The Deadly Ponies Gang isn't a mockumentary, but promises a "merging of real lives and comic personas". Today's sophisticated comedy landscape definitely allows for such storytelling ambiguities, but I am also intrigued to see how the narrative will come together.
I'm strongly in favour of there being a moratorium on straight dramas in New Zealand cinema for at least a generation. We've made more than enough of those for now.
If we want our cinematic culture to evolve, then it's time to get really weird. The weirder a Kiwi film, the better.
Succeed or fail, a sense of uniqueness can artistically justify anything. Bravo The Deadly Ponies Gang for not seeming like anything I've ever seen before.
Director Tim Van Dammen is responsible for some of New Zealand's more interesting music videos, which no doubt played a role in him being selected to helm a new high-concept musical version of the bard's best known play.
Romeo and Juliet: A Love Song went into production with the songs already recorded and Van Dammen tasked with bringing them to visual life.
With the inherent drama of the source material driving it forward, the press materials promising "bad haircuts and bad influences" and filming having taken place in a campground up north, it's anyone's guess as to the exact aesthetic that will be presented, or if this will even be identifiable as a New Zealand film.
Whatever the case, I'm on board.
Just as The Deadly Ponies Gang fuses the new filmmaking school with the old by having Costa Botes (Forgotten Silver) as editor, Romeo & Juliet: A Love Song received some post-shoot guidance from long-term Peter Jackson collaborator Jamie Selkirk.
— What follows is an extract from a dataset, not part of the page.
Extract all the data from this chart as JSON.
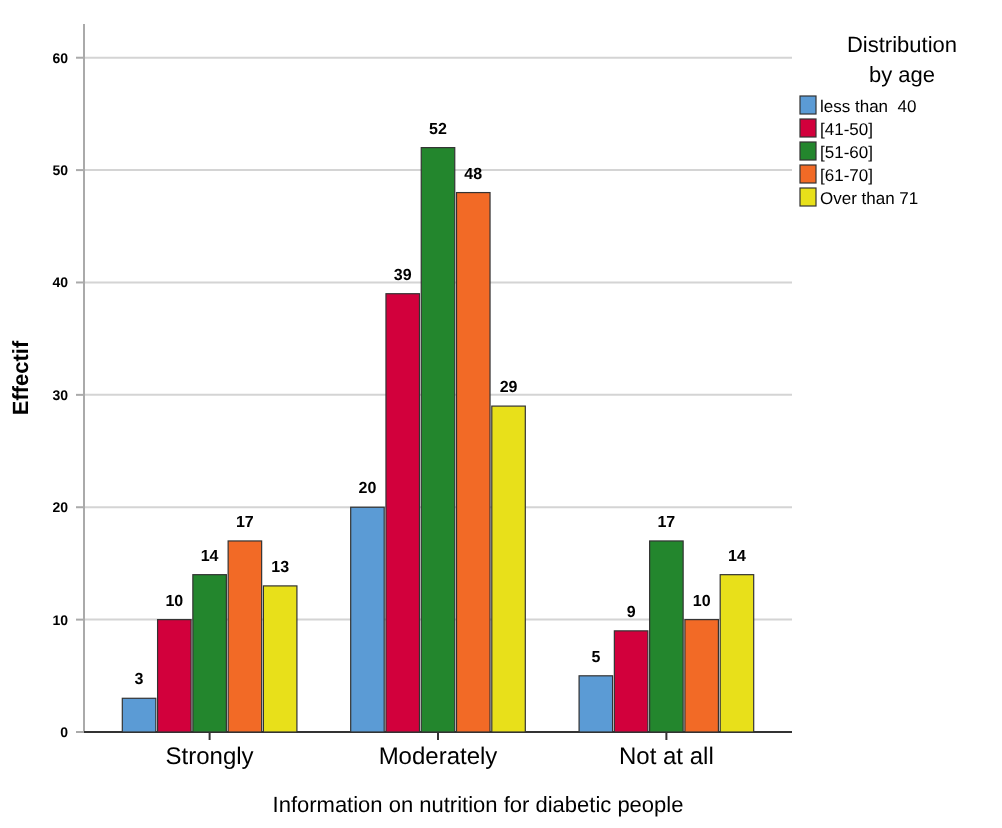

For reasons I'm not able to completely identify, I am strongly drawn to any movies that empathise with the mundanity of retail work. Curtis Vowell's film Fantail is about a young petrol station attendant played by Sophie Henderson, upon whose one-woman play this film is based.
I'm sure Fantail has plenty to say about life, the universe and everything, but I'm excited for the graveyard-shift-at-the-servo stuff. It's not difficult for films in this milieu to tap into a quiet urban poetry (see Clerks, Suburbia), and I look forward to seeing Vowell and Henderson engage this dynamic.
The boldness of this year's narrative Kiwi offerings extends to the documentaries as well, with lots of attention focusing on Soul in the Sea, already famous for its Department of Conservation showdown scene.
The film is about a human-friendly dolphin named Moko who died in 2010, and the impact he had on the coastal communities he visited.
It doesn't appear to have much of a New Zealand focus, but Kiwi director Stephanie Beth's Us and the Game Industry sure looks fascinating nonetheless, especially coming at a time when the positive side of the "Are games art?" debate is gathering steam.
Other Kiwi docs eliciting interest in me are Venus: A Quest, Don Driver: Magician and Amthony Powell's sure-to-be-breathtaking time-lapse project Antartica: A Year on Ice.